Malam itu perlawanan Ahn Ji-Hoon dimulai. Ji-Han yang ketakutan terkesiap dan tidak sengaja menjatuhkan mainan kaca yang berisi air dengan sinterklas dan pohon natal. Kakinya menginjak serpihan tersebut sampai berdarah.

"Dasar, kau!"

Ji-Hoon mundur. Pertama kali dalam hidup dia menghindar dari layangan tangan kasar yang akan mengenai wajahnya. "Aku tidak pernah mengatakannya pada siapa pun. Termasuk Ji-Han. Aku melihatnya! Aku melihat bagaimana ibu meregang nyawa karena ayah memberinya obat yang berlawanan karena perselingkuhan ayah."

Ayahnya terkesiap.

"Aku tidak pernah bisa melupakannya. Melupakan tragedi siang itu dan lima tahun yang lalu. Bagaimana Ji-Hyo Noona terjatuh karena ayah mendorongnya. Padahal apa kesalahannya kalau dia melindungi kami?"

"Berisik! Dasar anak tidak tahu diuntung. Dia bukan kakakmu!" hardiknya dengan meraih kerah baju sekolah anaknya. "Perempuan jalang itu bukan anak pertamaku! Dia sama seperti ibunya yang menyedihkan!"

"Lalu bagaimana dengan kami?" tanya Ji-Han sambil terisak dan suaranya pelan sekali.

"Kalian?" Laki-laki itu tertawa seraya menghempaskan tubuh Ji-Hoon ke lantai. "Tentu ... kalian adalah anakku!"

Mata keduanya berair. Lalu ... lalu kenapa kau memperlakukan kami tidak lebih buruk dari anak orang lain? Ji-Han membatin dan hendak mendekati Ji-Hoon. Tangan kiri Ji-Hoon bergetar, seperti biasanya karena cidera sewaktu kecil.

"Tapi sayang. Kalian seharunya tidak lahir bersama. Itu membuatku benci dengan rengekan kalian yang menyakiti gendang telingaku dan ibumu ... ibumu tidak secantik ketika pertama kali kami menikah!" cercanya, "karena kalian!"

Menyakitkan. Namun, setelah keberanian hari itu dan kelemahan pria tua yang semakin bertambah menambahkan lebih banyak kebahagiaan dan kurangnya rasa takut. Perlawanan itu menjadi awal sebuah kesepakatan.

"Aku membenci gadis itu."

"Aku kira kau menyukainya, Ahn!" balas Ji-Hoon sekenanya.

"Kau gila?" Ahn-Jeong melotot. "Setelah melihat bagaimana bejatnya orang tuaku, mereka pergi begitu saja setelah mengolok-olokku."

"Mereka melihat dan mendengar, tetapi enggan untuk menolong? Kau ingin apa?"

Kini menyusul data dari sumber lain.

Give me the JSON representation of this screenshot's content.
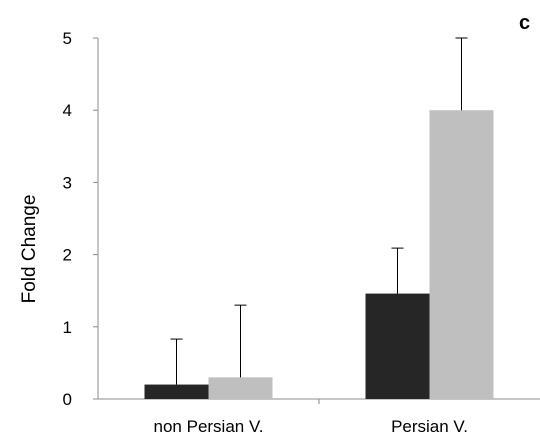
{
  "chart_data": {
    "type": "bar",
    "panel_label": "c",
    "title": "",
    "xlabel": "",
    "ylabel": "Fold Change",
    "ylim": [
      0,
      5
    ],
    "yticks": [
      0,
      1,
      2,
      3,
      4,
      5
    ],
    "categories": [
      "non Persian V.",
      "Persian V."
    ],
    "series": [
      {
        "values": [
          0.2,
          1.46
        ],
        "error": [
          0.63,
          0.63
        ],
        "color": "#262626"
      },
      {
        "values": [
          0.3,
          4.0
        ],
        "error": [
          1.0,
          1.0
        ],
        "color": "#bfbfbf"
      }
    ],
    "grid": false,
    "legend": "none"
  }
}
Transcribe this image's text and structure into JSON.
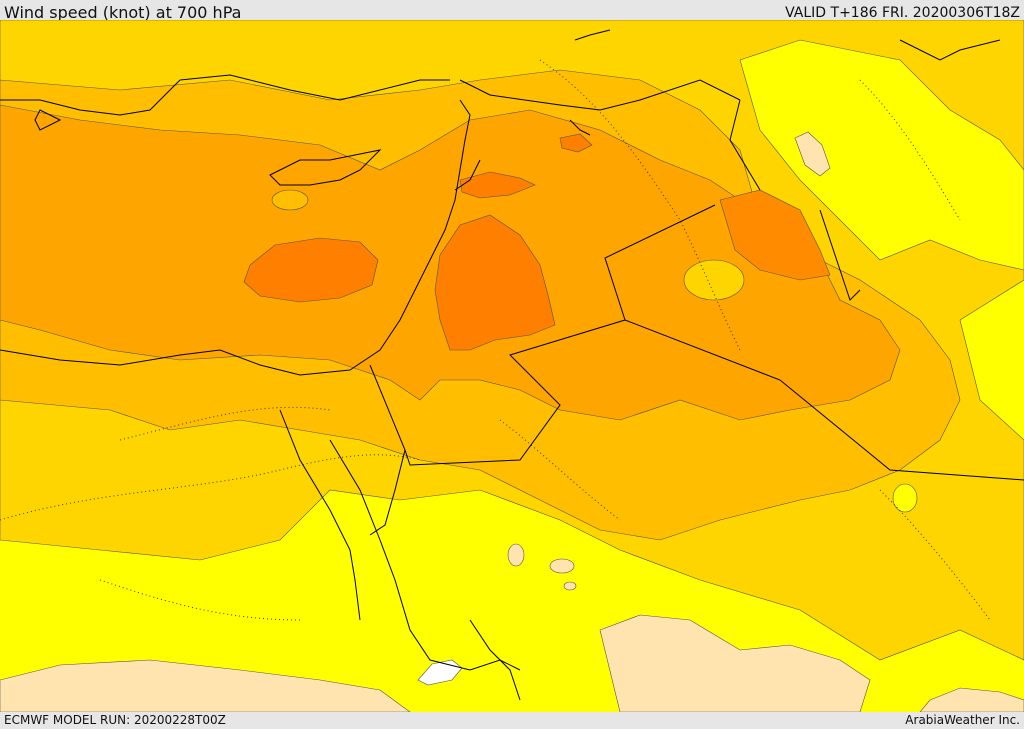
{
  "header": {
    "title": "Wind speed (knot) at 700 hPa",
    "valid": "VALID T+186 FRI. 20200306T18Z"
  },
  "footer": {
    "model_run": "ECMWF MODEL RUN: 20200228T00Z",
    "credit": "ArabiaWeather Inc."
  },
  "colors": {
    "level_1": "#ffffff",
    "level_2": "#ffe4b0",
    "level_3": "#ffff00",
    "level_4": "#ffd500",
    "level_5": "#ffbf00",
    "level_6": "#ffa500",
    "level_7": "#ff7f00",
    "border": "#000000",
    "contour": "#555555",
    "background": "#e6e6e6"
  }
}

"Aku ingin mengajarinya rahasia itu, Hoon-ah!"

Rahasia bagaimana kesulitan hidup menancap di ubun-ubun tanpa seorang pun yang dapat membantu. Walau pun orang-orang itu, sebenarnya, bisa mengatasi masalahmu.

Da-Reum mendengarkan dengan saksama rahasia Suhee. Suhee menyukai Ji-Hoon dan Juee menyukai Ahn-Jeong. Keduanya akan berkencan setelah membereskan sebuah masalah. Tunggu. Apa Da-Reum tidak salah dengar? Juee menyukai Ahn-Jeong? Tidak mungkin. Gadis itu jelas-jelas menyukai Ji-Hoon. Suhee menyukai Ji-Hoon.

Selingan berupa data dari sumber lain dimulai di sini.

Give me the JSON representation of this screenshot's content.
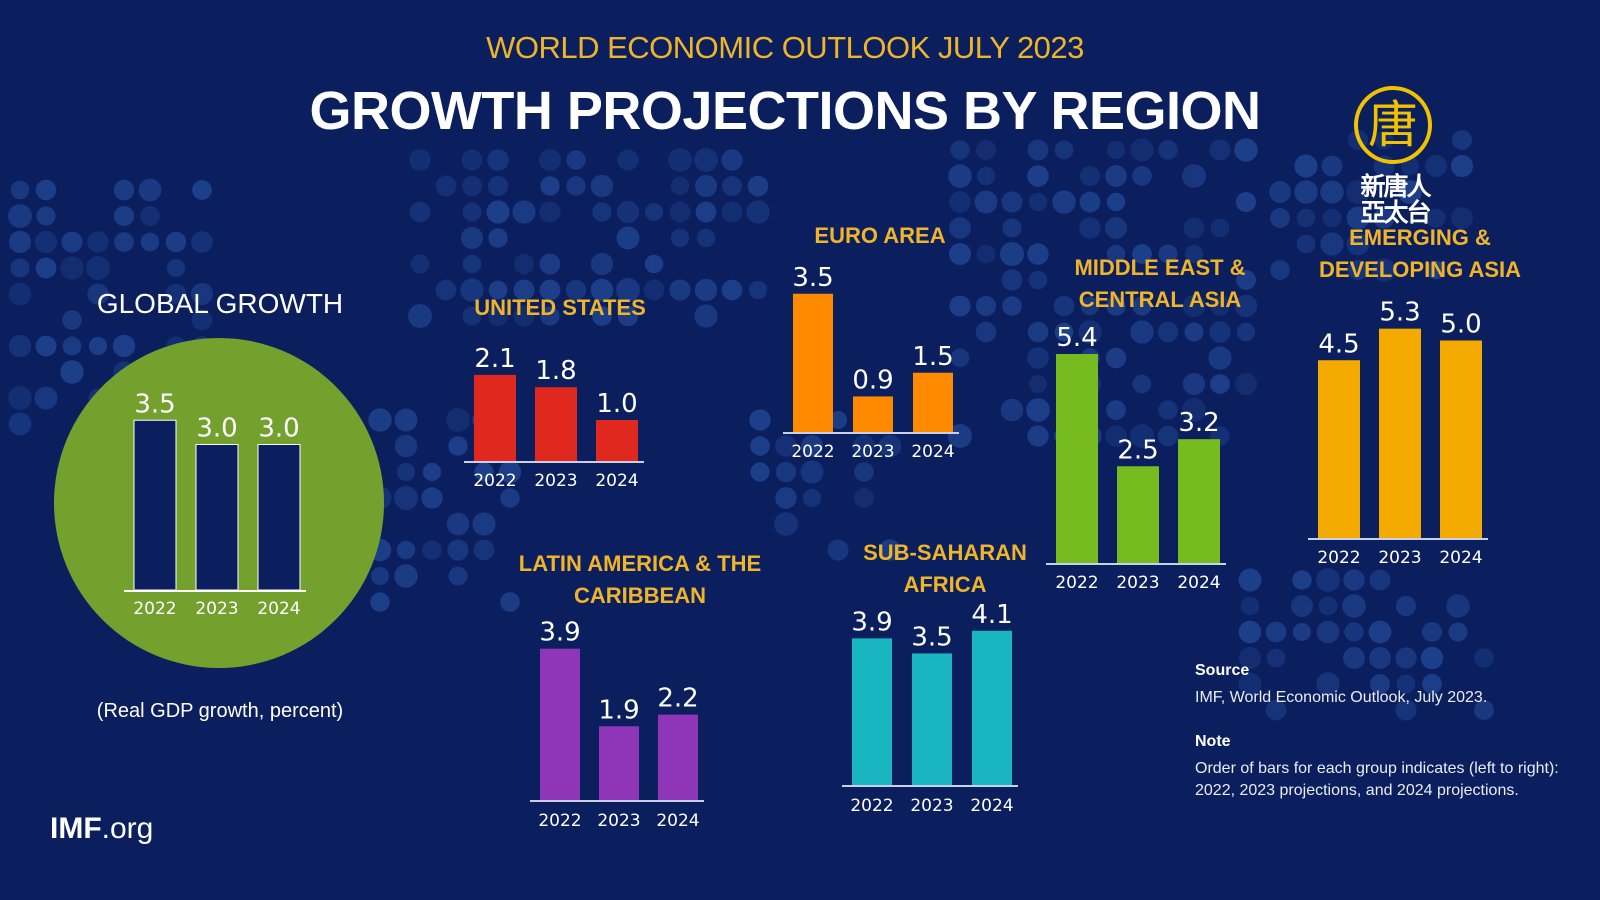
{
  "header": {
    "subtitle": "WORLD ECONOMIC OUTLOOK JULY 2023",
    "title": "GROWTH PROJECTIONS BY REGION"
  },
  "logo": {
    "glyph": "唐",
    "line1": "新唐人",
    "line2": "亞太台"
  },
  "global": {
    "title": "GLOBAL GROWTH",
    "note": "(Real GDP growth, percent)"
  },
  "footer": {
    "imf_bold": "IMF",
    "imf_rest": ".org"
  },
  "source": {
    "source_heading": "Source",
    "source_text": "IMF, World Economic Outlook, July 2023.",
    "note_heading": "Note",
    "note_text": "Order of bars for each group indicates (left to right): 2022, 2023 projections, and 2024 projections."
  },
  "colors": {
    "background": "#0b1f5e",
    "title_gold": "#f0b429",
    "global_circle": "#74a12e",
    "global_bars": "#0b1f5e",
    "united_states": "#e0281e",
    "euro_area": "#ff8a00",
    "middle_east": "#76bc21",
    "emerging_asia": "#f5aa00",
    "latin_america": "#8e35b8",
    "sub_saharan": "#19b5c0"
  },
  "chart_data": [
    {
      "type": "bar",
      "id": "global",
      "title": "GLOBAL GROWTH",
      "categories": [
        "2022",
        "2023",
        "2024"
      ],
      "values": [
        3.5,
        3.0,
        3.0
      ],
      "labels": [
        "3.5",
        "3.0",
        "3.0"
      ],
      "color": "#0b1f5e",
      "ylabel": "Real GDP growth, percent"
    },
    {
      "type": "bar",
      "id": "united-states",
      "title": "UNITED STATES",
      "categories": [
        "2022",
        "2023",
        "2024"
      ],
      "values": [
        2.1,
        1.8,
        1.0
      ],
      "labels": [
        "2.1",
        "1.8",
        "1.0"
      ],
      "color": "#e0281e"
    },
    {
      "type": "bar",
      "id": "euro-area",
      "title": "EURO AREA",
      "categories": [
        "2022",
        "2023",
        "2024"
      ],
      "values": [
        3.5,
        0.9,
        1.5
      ],
      "labels": [
        "3.5",
        "0.9",
        "1.5"
      ],
      "color": "#ff8a00"
    },
    {
      "type": "bar",
      "id": "middle-east-central-asia",
      "title": "MIDDLE EAST & CENTRAL ASIA",
      "title_lines": [
        "MIDDLE EAST &",
        "CENTRAL ASIA"
      ],
      "categories": [
        "2022",
        "2023",
        "2024"
      ],
      "values": [
        5.4,
        2.5,
        3.2
      ],
      "labels": [
        "5.4",
        "2.5",
        "3.2"
      ],
      "color": "#76bc21"
    },
    {
      "type": "bar",
      "id": "emerging-developing-asia",
      "title": "EMERGING & DEVELOPING ASIA",
      "title_lines": [
        "EMERGING &",
        "DEVELOPING ASIA"
      ],
      "categories": [
        "2022",
        "2023",
        "2024"
      ],
      "values": [
        4.5,
        5.3,
        5.0
      ],
      "labels": [
        "4.5",
        "5.3",
        "5.0"
      ],
      "color": "#f5aa00"
    },
    {
      "type": "bar",
      "id": "latin-america-caribbean",
      "title": "LATIN AMERICA & THE CARIBBEAN",
      "title_lines": [
        "LATIN AMERICA & THE",
        "CARIBBEAN"
      ],
      "categories": [
        "2022",
        "2023",
        "2024"
      ],
      "values": [
        3.9,
        1.9,
        2.2
      ],
      "labels": [
        "3.9",
        "1.9",
        "2.2"
      ],
      "color": "#8e35b8"
    },
    {
      "type": "bar",
      "id": "sub-saharan-africa",
      "title": "SUB-SAHARAN AFRICA",
      "title_lines": [
        "SUB-SAHARAN",
        "AFRICA"
      ],
      "categories": [
        "2022",
        "2023",
        "2024"
      ],
      "values": [
        3.9,
        3.5,
        4.1
      ],
      "labels": [
        "3.9",
        "3.5",
        "4.1"
      ],
      "color": "#19b5c0"
    }
  ]
}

"Anak itu bilang kalau dia telah ditipu. Ji-Hoon telah menipunya. Anak nakal itu melakukan berbagai cara untuk melepaskan diri dari Ji-Hoon dan berharap menjelaskan semuanya kepadamu," terang Paman Kim.

Di lain sisi, Woo-Soo menerima telepon dari Tuan Hong. Ahn-Jeong tidak sekadar anak-anak berusia sembilan belas tahun.